На этом патетичном месте Спадолин «схлопнул» разговор, который уже приобрёл вопиюще беспредметный характер, и покинул особняк фонда с тремя именами и двумя адресами.
Полковник Шергин. Москва
– Итак. Предположительно, мы имеем складывающийся заговор, посягающий на территориальную целостность нашего южного стратегического партнёра – КНР, – Спадолин разложил документы, говорящие о появлении на территории Синьцзяна самостоятельной террористической группировки из-за рубежа, предположительно с территории РФ. – Мотив появившихся в Китае моджахедов вроде бы очевиден: если не получается на Кавказе, то почему бы не попробовать где-нибудь ещё? Но, должен сказать, в качестве «чего-нибудь ещё» они выбрали одну из самых сложных мишеней во всём мусульманском мире. До сих пор любые выступления сепаратистов в Китае карались с азиатской жестокостью. На что же они рассчитывают?

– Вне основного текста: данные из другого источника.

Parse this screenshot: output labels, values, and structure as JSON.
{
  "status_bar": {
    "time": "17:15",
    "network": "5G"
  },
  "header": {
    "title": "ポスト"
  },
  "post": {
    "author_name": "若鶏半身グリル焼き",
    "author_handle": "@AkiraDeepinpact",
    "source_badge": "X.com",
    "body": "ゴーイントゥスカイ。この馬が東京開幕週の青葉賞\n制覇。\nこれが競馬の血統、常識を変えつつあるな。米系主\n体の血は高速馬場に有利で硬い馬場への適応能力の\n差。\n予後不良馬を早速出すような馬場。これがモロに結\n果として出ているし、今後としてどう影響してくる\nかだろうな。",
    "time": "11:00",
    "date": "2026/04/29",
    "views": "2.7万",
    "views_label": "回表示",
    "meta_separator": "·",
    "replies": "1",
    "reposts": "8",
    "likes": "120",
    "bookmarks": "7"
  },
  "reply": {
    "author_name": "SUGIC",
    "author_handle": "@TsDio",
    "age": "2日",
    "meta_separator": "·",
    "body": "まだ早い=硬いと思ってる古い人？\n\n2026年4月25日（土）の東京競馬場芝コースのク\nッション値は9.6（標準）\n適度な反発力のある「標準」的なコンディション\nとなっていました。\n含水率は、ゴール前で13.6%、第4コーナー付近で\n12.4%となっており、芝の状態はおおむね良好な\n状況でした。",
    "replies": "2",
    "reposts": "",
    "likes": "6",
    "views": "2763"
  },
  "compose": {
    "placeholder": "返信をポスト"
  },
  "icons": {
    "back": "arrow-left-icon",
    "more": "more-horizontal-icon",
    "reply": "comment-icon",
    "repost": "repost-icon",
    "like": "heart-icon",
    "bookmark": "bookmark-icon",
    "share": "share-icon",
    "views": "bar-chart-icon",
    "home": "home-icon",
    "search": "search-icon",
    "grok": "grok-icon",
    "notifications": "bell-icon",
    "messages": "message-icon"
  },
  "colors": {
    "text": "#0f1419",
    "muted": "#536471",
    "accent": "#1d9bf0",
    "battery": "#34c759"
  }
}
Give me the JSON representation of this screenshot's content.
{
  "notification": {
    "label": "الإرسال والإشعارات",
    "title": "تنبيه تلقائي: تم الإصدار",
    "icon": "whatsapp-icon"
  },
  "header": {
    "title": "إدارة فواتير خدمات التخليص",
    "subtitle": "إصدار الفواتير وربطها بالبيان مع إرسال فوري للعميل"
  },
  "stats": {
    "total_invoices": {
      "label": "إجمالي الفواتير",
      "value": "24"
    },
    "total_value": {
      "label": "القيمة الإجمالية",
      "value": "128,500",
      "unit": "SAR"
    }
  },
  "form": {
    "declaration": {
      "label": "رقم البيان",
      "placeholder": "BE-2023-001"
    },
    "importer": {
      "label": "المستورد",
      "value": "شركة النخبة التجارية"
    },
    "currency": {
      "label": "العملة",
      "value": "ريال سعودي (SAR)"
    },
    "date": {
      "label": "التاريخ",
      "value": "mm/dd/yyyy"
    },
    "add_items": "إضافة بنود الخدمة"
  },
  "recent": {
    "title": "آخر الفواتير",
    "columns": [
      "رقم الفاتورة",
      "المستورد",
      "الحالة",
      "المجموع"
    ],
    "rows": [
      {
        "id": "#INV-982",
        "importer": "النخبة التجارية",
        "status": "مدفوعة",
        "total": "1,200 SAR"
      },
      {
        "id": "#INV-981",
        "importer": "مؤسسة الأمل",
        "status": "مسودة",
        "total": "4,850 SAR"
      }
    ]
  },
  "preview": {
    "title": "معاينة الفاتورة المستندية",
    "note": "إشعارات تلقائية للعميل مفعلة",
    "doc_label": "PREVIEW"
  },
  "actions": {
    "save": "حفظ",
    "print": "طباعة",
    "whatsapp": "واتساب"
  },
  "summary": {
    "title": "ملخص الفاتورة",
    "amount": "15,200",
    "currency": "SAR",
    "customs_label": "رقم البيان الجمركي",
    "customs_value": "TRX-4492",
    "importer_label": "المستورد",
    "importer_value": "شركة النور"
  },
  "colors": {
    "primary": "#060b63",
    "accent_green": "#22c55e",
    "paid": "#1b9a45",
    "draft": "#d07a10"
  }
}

– Знаете, Максим, лет восемнадцать назад мы тоже жили в стране, подавлявшей выступления сепаратистов с азиатской жестокостью. Я могу привести вам десятки доводов в пользу моджахедов, решивших на этот раз «попробовать» на прочность Великий Китай. И сотни доводов против этого. Но, видите ли, Максим, всякий раз, когда мне хочется это сделать, я вспоминаю, как с марта по декабрь 1991 года на наших с вами глазах расползлась одна из самых мощных империй в истории человечества. Причём это была страна, в которой я в этот момент жил и, более того, стоял на страже государственной безопасности. Я спрашиваю себя, что мог бы сделать лично я для предотвращения крушения державы, – и не нахожу ответа. Поэтому, если задачу независимости Синьцзяна, или там Восточного Туркестана, или Тюркешского Халифата ставить как главную, то, как показывает практика, достичь её довольно трудно. Это мягко говоря. Точнее – практически невозможно. А вот если её решать как составляющую часть другого, более глобального плана, «тады ой»… Здесь, правда, одна закавыка накладывается на другую – никогда и нигде экстремисты не пробовали действовать таким образом. Собственно говоря, возможность шире взглянуть на мир входит в прямое противоречие с самим понятием «экстремизм». А ведь распад СССР показал путь к осуществлению мечты очень многих реформаторов мира. Особенно, с их точки зрения, интересна судьба нашего «азиатского подбрюшья». Возникновение государственных формирований у целого ряда народов, отродясь их не имевших, – внушает… Я бы сказал – «иллюзии», но ведь не только… Да, кстати, наши аналитики нарыли весьма любопытный факт: несколько месяцев назад на казахско-китайской границе был зарегистрирован очень интересный эпизод, – и Шергин вынул из «синьцзянской» папки одну страницу.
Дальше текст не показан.